Pop quiz: Without mentioning obvious sectors like financials, name another area that has performed poorly over the past few months.

This chart should give you a big clue…


While there are some “pure” ETF plays on the technology sector, like the Technology Select Sector SPDR (AMEX: XLK) and the Vanguard Information Technology ETF (AMEX: VGT), the PowerShares QQQQ (Nasdaq: QQQQ) provides a much better representation.

It’s the ETF that tracks the performance of the Nasdaq 100 index, which is heavily weighted towards technology shares. The QQQQ is also one of the most heavily traded stocks in the world, with an average daily volume of 169,660,000 shares over the past three months. Here are the top ten holdings in the QQQQ ETF:

1 Apple, Inc. AAPL 13.74%
2 Microsoft Corporation MSFT 6.51%
3 Google, Inc. GOOG 5.63%
4 Qualcomm, Inc. QCOM 4.41%
5 Research in Motion, Ltd. RIMM 3.61%
6 Cisco Systems, Inc. CSCO 3.33%
7 Intel Corporation INTC 3.10%
8 Oracle Corporation ORCL 2.74%
9 Gilead Sciences, Inc. GILD 2.40%
10 eBay, Inc. EBAY 1.90%

As you can see from the chart, the stock has traded in a sideways pattern since the lows in late January before breaking those lows late last week. With that unimpressive performance as a backdrop, the pattern will resolve itself to the downside.

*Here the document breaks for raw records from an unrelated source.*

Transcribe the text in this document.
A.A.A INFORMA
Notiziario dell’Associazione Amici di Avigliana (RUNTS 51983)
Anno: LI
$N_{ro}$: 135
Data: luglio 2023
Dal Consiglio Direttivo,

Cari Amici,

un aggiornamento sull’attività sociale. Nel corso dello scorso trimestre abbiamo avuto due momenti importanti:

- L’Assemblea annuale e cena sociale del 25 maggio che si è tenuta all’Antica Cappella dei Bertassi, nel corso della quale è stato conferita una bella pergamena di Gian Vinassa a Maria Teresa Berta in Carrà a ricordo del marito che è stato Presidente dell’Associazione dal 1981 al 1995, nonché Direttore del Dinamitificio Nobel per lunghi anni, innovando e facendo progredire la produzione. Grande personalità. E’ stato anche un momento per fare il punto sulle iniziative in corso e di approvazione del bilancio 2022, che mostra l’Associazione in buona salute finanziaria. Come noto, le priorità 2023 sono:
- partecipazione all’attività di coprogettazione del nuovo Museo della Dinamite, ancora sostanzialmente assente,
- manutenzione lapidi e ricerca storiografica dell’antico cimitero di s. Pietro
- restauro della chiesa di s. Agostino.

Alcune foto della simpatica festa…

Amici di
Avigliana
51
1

According to Elliott Wave Theory (named after its founder, Ralph Nelson Elliott), indexes and stocks tend to flow in repetitive (and therefore predictable) wave patterns. Note that the QQQQ has traced out almost a perfect 4-wave decline (out of 5) so far and after making new lows last Friday, it now appears to be entering the 5th wave.

Bottom line: If this theory holds, the QQQQ should trade below $40 before a meaningful rally could get underway.

Bulls Get Back To Basics

“There’s always a bull market somewhere.”

So says Jim Cramer, anyway. On this point at least, he’s right. So while it sometimes seems like the sky is falling, remember that there are always sectors that aren’t.

One of them is the basic materials area - and one of the best-looking ETFs right now is the Basic Materials SPDR (AMEX: XLB). Its robust performance has a lot to do with the bull market in commodities, because XLB is comprised largely of metal, paper, and chemical stocks - all of which have performed well lately. Take a look at its top holdings:

1 Monsanto Co. MON 14.97%
2 E.I. DuPont de Nemours & Co. DD 9.81%
3 Freeport-McMoRan Copper & Gold Inc. FCX 9.40%
4 Dow Chemical Co. DOW 8.44%
5 Alcoa Inc. AA 7.66%
6 Newmont Mining Corp. NEM 5.14%
7 Nucor Corp. NUE 4.67%
8 Air Products & Chemicals Inc. APD 4.38%
9 Praxair Inc. PX 4.30%
10 International Paper Co. IP 3.35%

The chart below is a weekly chart of XLB. As you can see, it has never closed below its weekly uptrend line, which has been in place for 20 months. Notably, even after all the selling we’ve seen over the past several weeks, it’s only about 5 points shy of making new all-time highs.

The chart pattern looks like a bullish consolidation pattern and, barring a collapse in commodities (an unlikely scenario right now) and a weekly close below $37.50, XLB should perform well once the selling in the indexes is complete.

That’s all for this edition. I’ll touch base with you again in a couple of weeks.